Она была помешана на древних занавесях и жалюзи под цвет обоев; красные и розовые полотенца в ванной, тогда еще, когда эти цвета считались авангардными, были призваны явить протест против заурядности и мещанства. Но особенно зримо проявлялся ее страх перед обыденностью и серостью в одежде. Когда все четверо ее дочерей подросли, она часто сопровождала отца в деловых поездках, где и высматривала странные туалеты и украшения всех мастей. Например, в театр она надевала китайские шелковые пижамы. Бенгальские браслеты украшали лодыжки ее обутых в сандалии ног. Две крошечные статуэтки Будды использовались как подвески к серьгам. Вместо нормального зонта она использовала китайское сооружение из промасленной бумаги (что было не лучшим вариантом на случай дождя). Бывало, она щеголяла в панталонах тореадора, сшитых из китайского шелка с ручной вышивкой. А уж совершенно убивало меня в годы отрочества то, что матери больше нравилось выглядеть уродливой, но экстравагантной, чем хорошенькой, но обыкновенной. Она была рослой, изумительно тонкокостной женщиной с узкими щиколотками и длинными голенями, природа одарила ее гривой длинных медно-рыжих волос, так что ее странные наряды, дополненные вызывающим гримом, усиливали ее сходство с Чарльзом Аддамси. Понятно, я бы предпочла кудрявую блондинку, одетую в норковое манто, — этакую «мамочку», любительницу бриджа, или же, на худой конец, примирилась бы со жгучей брюнеткой в туфлях Красного Креста и разноцветных очках, в качестве матери типа АРУ.

— Не могла бы ты надеть что-нибудь другое? — умоляла я, когда она собиралась идти на родительский день в школу в вышитых брючках тореадора, ярко-розовом шелковом свитере от Пуччи и мексиканском серапе. (Может быть, моя память кое-что утрирует — но главные идеи принадлежали, несомненно, ей). Тогда я была в седьмом классе — как раз в зените своего стремления к заурядности.
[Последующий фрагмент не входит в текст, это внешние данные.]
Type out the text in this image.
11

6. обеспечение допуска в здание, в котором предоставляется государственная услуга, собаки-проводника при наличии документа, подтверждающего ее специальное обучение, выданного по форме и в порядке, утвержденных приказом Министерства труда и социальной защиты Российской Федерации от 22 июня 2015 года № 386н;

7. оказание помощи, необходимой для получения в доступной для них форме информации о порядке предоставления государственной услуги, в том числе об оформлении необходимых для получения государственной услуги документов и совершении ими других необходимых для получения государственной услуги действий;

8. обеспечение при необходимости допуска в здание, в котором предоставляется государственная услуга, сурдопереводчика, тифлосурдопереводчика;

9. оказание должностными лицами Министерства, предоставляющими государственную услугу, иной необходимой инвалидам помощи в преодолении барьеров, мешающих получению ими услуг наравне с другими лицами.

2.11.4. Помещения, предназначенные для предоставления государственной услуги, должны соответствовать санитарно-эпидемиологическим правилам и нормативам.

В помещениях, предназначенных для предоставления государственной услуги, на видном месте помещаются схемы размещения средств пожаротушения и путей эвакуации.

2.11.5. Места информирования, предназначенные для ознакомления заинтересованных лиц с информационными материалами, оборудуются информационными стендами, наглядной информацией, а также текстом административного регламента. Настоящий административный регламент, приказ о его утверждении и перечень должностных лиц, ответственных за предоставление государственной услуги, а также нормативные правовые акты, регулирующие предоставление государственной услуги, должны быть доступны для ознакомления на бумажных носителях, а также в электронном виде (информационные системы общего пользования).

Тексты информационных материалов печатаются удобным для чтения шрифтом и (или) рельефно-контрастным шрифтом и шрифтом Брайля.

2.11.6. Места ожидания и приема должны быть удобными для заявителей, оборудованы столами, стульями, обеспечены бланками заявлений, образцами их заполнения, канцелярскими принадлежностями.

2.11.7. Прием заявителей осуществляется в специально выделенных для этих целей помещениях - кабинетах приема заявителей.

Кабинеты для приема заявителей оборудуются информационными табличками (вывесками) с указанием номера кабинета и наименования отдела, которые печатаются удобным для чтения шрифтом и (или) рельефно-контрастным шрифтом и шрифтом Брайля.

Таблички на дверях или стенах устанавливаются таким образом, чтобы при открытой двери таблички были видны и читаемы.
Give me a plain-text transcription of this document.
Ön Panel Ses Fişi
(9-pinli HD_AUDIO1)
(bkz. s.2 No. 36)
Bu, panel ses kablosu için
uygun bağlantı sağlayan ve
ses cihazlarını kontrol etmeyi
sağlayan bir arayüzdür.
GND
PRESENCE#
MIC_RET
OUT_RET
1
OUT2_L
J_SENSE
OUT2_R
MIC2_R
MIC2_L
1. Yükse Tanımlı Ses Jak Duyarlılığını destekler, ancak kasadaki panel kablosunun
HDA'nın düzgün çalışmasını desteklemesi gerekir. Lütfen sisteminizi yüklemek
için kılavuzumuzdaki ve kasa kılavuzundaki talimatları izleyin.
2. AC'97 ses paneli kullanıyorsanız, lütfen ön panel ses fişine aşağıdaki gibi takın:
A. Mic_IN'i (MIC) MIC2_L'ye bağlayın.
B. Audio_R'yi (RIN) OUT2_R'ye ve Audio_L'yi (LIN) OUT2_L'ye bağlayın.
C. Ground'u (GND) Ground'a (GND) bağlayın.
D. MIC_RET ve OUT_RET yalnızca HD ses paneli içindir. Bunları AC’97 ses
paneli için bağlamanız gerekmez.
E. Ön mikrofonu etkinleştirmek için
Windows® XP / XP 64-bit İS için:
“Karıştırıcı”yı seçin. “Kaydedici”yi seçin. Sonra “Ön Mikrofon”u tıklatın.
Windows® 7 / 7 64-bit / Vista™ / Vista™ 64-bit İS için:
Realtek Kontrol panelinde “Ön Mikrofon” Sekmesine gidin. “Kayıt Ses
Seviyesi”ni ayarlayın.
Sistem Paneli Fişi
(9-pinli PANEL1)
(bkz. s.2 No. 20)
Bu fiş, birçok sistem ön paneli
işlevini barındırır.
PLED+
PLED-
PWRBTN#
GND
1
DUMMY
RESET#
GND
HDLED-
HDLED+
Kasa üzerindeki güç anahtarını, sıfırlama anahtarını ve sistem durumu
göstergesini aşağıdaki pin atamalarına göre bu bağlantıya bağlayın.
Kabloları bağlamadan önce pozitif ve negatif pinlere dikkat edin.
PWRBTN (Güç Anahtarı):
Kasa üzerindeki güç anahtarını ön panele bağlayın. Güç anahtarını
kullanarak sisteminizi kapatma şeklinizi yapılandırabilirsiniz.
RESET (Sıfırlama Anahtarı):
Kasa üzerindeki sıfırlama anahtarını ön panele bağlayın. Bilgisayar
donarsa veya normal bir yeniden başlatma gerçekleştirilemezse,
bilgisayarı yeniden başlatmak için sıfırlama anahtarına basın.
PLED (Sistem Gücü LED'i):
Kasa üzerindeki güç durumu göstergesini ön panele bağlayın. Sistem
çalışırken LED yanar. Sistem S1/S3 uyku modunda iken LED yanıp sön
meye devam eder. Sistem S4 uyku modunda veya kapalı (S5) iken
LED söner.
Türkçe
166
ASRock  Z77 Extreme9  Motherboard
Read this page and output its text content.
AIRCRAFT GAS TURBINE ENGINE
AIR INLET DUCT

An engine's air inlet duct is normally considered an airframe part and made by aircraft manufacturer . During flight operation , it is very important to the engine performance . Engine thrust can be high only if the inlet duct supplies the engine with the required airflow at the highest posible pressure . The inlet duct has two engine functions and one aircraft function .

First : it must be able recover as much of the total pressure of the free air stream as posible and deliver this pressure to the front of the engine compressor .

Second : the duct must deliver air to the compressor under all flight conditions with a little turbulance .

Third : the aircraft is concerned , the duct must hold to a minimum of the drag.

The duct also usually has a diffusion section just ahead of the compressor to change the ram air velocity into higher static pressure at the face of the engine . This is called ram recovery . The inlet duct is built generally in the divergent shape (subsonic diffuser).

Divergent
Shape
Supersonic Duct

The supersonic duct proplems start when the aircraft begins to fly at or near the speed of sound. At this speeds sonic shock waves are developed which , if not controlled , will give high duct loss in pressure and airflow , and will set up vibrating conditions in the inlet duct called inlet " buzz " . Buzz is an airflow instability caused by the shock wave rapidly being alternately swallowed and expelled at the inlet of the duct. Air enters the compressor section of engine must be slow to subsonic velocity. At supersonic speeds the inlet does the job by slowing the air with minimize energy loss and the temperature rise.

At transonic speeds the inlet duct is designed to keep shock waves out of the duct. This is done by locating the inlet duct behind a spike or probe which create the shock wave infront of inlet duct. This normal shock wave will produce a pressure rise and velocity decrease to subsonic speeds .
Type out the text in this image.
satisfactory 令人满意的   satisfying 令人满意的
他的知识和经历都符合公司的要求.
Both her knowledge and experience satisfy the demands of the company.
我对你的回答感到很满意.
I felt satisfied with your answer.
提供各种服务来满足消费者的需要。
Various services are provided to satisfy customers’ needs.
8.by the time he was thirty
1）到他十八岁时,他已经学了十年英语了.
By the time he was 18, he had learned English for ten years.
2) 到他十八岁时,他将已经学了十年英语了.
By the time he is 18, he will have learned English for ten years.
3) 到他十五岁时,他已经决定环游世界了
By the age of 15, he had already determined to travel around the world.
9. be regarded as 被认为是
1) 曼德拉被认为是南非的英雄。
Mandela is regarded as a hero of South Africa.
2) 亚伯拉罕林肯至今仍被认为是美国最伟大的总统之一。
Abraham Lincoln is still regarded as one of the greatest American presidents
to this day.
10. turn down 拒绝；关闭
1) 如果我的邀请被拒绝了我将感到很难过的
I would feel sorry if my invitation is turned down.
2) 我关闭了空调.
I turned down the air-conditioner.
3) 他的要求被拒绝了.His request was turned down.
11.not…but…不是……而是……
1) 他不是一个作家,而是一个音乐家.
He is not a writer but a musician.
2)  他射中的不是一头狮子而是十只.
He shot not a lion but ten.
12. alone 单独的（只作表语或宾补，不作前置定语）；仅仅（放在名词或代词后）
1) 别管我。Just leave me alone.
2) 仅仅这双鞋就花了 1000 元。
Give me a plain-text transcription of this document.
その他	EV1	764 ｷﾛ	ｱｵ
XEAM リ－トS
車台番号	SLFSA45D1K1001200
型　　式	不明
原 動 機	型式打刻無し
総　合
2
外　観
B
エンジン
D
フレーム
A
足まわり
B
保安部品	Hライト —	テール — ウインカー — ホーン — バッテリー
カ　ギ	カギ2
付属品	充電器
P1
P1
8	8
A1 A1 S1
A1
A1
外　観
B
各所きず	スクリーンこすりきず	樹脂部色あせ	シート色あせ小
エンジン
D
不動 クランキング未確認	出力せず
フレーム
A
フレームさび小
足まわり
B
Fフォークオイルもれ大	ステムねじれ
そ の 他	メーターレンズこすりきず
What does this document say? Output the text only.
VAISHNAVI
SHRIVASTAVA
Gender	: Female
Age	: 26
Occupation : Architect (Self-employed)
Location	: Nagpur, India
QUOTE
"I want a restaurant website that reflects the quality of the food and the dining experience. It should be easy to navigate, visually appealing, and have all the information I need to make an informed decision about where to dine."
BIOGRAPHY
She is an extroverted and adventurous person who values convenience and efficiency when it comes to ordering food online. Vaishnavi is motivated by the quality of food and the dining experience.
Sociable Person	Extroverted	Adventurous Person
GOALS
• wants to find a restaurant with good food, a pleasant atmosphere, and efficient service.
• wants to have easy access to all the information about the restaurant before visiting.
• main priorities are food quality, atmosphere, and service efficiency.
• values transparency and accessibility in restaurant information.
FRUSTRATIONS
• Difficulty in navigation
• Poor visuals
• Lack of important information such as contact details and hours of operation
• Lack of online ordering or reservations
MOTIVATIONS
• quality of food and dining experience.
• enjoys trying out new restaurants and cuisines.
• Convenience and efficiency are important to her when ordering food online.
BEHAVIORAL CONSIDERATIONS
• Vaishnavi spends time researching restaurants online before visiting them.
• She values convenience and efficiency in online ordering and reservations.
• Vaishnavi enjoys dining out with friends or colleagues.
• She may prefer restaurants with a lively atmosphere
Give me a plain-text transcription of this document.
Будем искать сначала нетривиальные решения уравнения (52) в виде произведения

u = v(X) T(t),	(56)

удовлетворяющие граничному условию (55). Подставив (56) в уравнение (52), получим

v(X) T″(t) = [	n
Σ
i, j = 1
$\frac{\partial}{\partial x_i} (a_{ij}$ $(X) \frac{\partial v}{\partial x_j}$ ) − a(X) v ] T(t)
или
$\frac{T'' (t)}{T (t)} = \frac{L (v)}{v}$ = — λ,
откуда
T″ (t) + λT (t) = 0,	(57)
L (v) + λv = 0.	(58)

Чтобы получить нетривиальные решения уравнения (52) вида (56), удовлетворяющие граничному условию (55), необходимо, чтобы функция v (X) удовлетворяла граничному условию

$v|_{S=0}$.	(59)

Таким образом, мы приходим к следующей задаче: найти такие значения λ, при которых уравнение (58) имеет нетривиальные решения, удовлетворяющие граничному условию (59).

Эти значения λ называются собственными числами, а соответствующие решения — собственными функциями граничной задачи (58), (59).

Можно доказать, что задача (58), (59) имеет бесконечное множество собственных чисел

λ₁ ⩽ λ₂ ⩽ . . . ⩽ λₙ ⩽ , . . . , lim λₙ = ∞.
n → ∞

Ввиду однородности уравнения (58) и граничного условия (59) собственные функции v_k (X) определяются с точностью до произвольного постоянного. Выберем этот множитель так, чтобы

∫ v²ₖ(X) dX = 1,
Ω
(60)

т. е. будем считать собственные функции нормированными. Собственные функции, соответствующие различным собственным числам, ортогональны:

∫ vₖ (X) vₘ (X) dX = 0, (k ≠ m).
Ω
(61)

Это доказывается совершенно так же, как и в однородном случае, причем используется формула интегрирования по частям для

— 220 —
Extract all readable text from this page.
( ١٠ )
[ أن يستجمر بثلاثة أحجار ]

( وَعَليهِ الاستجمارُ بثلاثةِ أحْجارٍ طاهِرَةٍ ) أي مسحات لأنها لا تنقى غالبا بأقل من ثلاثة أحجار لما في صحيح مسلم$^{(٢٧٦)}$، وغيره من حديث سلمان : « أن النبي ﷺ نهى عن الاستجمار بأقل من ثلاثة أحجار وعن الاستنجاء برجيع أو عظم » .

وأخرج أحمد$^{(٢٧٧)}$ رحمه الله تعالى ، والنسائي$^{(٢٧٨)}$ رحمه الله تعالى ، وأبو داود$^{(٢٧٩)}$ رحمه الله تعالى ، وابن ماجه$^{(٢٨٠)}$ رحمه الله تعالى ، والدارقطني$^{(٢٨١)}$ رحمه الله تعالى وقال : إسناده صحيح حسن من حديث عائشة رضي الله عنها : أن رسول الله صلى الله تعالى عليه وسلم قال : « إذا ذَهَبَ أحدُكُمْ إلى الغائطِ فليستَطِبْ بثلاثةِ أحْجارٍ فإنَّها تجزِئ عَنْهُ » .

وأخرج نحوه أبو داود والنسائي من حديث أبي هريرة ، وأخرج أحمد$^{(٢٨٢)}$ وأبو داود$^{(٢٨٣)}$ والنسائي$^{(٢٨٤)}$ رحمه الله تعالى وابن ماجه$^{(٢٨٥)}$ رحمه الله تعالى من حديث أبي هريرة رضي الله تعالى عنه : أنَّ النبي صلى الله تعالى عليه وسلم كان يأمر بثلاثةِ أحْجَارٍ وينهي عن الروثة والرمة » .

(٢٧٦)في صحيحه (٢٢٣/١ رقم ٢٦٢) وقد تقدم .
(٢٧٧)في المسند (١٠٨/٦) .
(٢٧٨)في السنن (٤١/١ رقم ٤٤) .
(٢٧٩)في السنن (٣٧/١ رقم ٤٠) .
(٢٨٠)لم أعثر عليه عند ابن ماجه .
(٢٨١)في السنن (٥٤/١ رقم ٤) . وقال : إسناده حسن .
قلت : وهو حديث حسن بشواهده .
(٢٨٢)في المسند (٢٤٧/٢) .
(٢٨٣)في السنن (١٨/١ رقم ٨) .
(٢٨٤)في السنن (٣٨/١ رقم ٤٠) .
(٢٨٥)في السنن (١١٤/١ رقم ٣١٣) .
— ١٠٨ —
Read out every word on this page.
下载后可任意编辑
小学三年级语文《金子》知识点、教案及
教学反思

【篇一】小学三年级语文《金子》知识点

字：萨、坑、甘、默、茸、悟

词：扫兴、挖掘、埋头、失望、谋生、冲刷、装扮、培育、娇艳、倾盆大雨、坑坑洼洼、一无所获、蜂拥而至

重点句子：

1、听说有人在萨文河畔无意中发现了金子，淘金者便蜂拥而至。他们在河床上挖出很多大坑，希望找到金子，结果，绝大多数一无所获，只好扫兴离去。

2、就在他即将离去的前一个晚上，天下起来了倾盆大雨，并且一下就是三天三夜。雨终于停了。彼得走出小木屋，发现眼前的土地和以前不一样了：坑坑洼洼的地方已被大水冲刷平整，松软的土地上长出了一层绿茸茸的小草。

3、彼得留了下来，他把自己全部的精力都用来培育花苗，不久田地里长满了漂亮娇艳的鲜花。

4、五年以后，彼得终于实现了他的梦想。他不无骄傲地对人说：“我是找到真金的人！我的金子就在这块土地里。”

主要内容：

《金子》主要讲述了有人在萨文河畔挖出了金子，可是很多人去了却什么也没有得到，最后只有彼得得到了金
— А в чем дело? Я что-то не то ношу?

Спросила бы лучше, что было то! Перебрав ее походный гардероб, высматривая что-нибудь уютное, обычное, милое (Халатик! Шаль! Домашнее платье! Ангорская кофточка! Что-нибудь, подошедшее бы матери Бетти Крокер, Матери с большой буквы) я стала в тупик. Наряды благоухали «Джой» и китайскими курительными палочками. Там были и бархатные береты, и меховые горжетки, и брюки, и шальвар-камиз, и хлопковые пончо, и кафтаны ацтеков, и японские шелковые кимоно, и иранские твидовые бриджи, но ничего похожего на ангорский свитер.

— Я просто хотела бы, чтобы ты носила что-нибудь попроще, — робко попросила я, — что-нибудь, на что люди бы не пялились, как на седьмое чудо света.

Она пронзила меня гневным взором и выпрямилась в полный рост — 175 см.

— Так ты стесняешься своей матери? Если так оно и есть, Изадора, мне очень жаль тебя. Да-да. Нет ничего хорошего в том, чтобы походить на всех остальных. Люди просто не будут тебя уважать. Согласно последним исследованиям, люди идут за теми, кто чем-то отличается от окружающих, за теми, кто имеет смелость доверять своему собственному вкусу, а не тащится за стадом. И ты в этом убедишься. Нет ничего достойного в том, чтобы подстраиваться под давление всеобщей бульварности…

И мы умчались в школу, благоухая ароматом «Джой», и, образно говоря, поднимая ветер мексиканским серапе.

Когда я вспоминаю, сколько яростной энергии было потрачено на нелепые одеяния и из ряда вон выходящую обстановку, я думаю, что из моей матери получилась бы незаурядная художница. В семье было три поколения несостоявшихся талантов: дедушка, совращавший натурщиц и поносивший Пикассо, а сам с тупым упрямством подражавший Рембрандту, неприкаянная матушка с ее нелепыми затеями и сестрица Рэнди, воспринявшая беременность как новый вид искусства, изобретенный ею самой (за ней, кстати сказать, последовали Лала и Хлоя).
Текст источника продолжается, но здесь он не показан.